Foundations of superstack theory

TL;DR

This paper develops a foundational framework for superstack theory in algebraic supergeometry, defining key concepts like quotient superstacks and bosonic reduction, and exploring their properties and structures.

Contribution

It introduces the systematic study of superstacks, including definitions, structures, and criteria for properties like being Deligne-Mumford, extending classical algebraic geometry concepts to the supergeometric setting.

Findings

Defined superstacks and quotient superstacks.

Established criteria for Deligne-Mumford superstacks.

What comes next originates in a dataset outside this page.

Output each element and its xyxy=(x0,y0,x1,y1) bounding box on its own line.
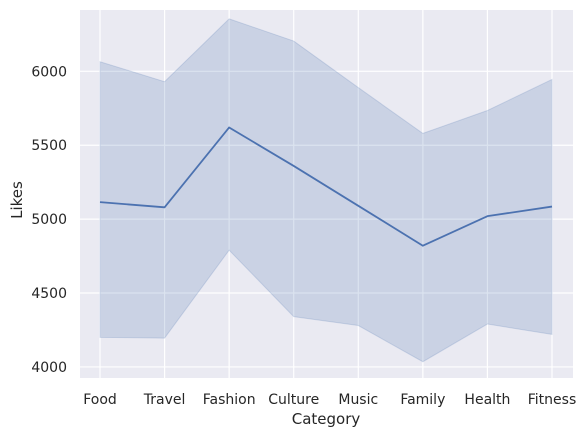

Analyzed properties of morphisms between superstacks.

Abstract

In view of applications to the construction of moduli spaces of objects in algebraic supergeometry, we start a systematic study of stacks in that context. After defining a superstack as a stack over the \'etale site of superschemes, we define quotient superstacks, and, based on previous literature, we see that, in analogy with superschemes, every superstack has an underlying ordinary stack, which we call its bosonic reduction. Then we progressively introduce more structure, considering algebraic superspaces, Deligne-Mumford superstacks and algebraic superstacks. We study the topology of algebraic superstacks and several properties of morphisms between them. We introduce quasi-coherent sheaves, and the sheaves of relative differentials. An important issue is how to check that an algebraic superstack is Deligne-Mumford, and we generalize to this setting the usual criteria in terms of the unramifiedness of the diagonal of the stack. Two appendices are devoted to collecting the basic definitions of group superschemes and principal superbundles, and to stating and analyzing some properties of morphisms of superschemes, that are at the basis of the study of morphisms of superstacks in the main text.